In defining the structure of the Council. and boards and their inter-related procedures, the report aims to ensure that artists and others active in the arts are predominant in the proposed membership, while ensuring ade quate consideration of the interests of the public generally. The report is not final. The Council has asked me to authorise its release - along with notes on some of the main areas of differing opinion - to organisations and persons interested. I have told the Council that I am happy to invite organisations and persons with a special interest in the arts freely to express their views on the proposals.

Mr Speaker,I welcome the opportunity which this preliminary report presents to reaffirm the importance which my Government attaches to the arts.

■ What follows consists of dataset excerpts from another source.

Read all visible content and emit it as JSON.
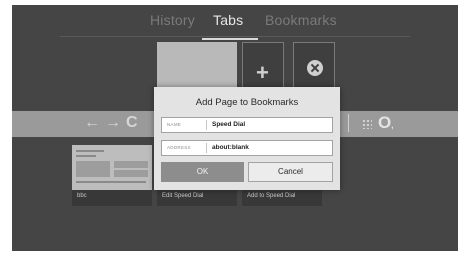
{
  "tabs": [
    {
      "label": "History",
      "active": false
    },
    {
      "label": "Tabs",
      "active": true
    },
    {
      "label": "Bookmarks",
      "active": false
    }
  ],
  "speed_dial": {
    "add_icon": "plus-icon",
    "remove_icon": "close-circle-icon",
    "thumbnails": [
      {
        "label": "bbc"
      },
      {
        "label": "Edit Speed Dial"
      },
      {
        "label": "Add to Speed Dial"
      }
    ]
  },
  "nav": {
    "back_icon": "back-arrow-icon",
    "forward_icon": "forward-arrow-icon",
    "reload_icon": "reload-icon",
    "grid_icon": "grid-icon",
    "opera_icon": "opera-logo-icon"
  },
  "dialog": {
    "title": "Add Page to Bookmarks",
    "name_label": "NAME",
    "name_value": "Speed Dial",
    "address_label": "ADDRESS",
    "address_value": "about:blank",
    "ok_label": "OK",
    "cancel_label": "Cancel"
  }
}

The legislation which will follow the Council's final report will be designed not merely to improve the material conditions of those engaged in them and to widen the range of those who participate but to guarantee to the arts the independence without which they cannot flourish. Around the world there are great writers whose works never see the light of day in their own countries, painters obliged to bend their talents to political dictation, creative talent crippled by censorship and control. The legislation will, we hope, be seen as a charter to safeguard the integrity of our artists and their works.

I hope, therefore, that honourable members, as individuals and as members of appropriate committees of this Parliament, will study this interim report so that we may have the benefit of their wisdom as well as that of all those Australians who value the arts and see in them, as does my Government, a means to the enrichment of life for all Australians.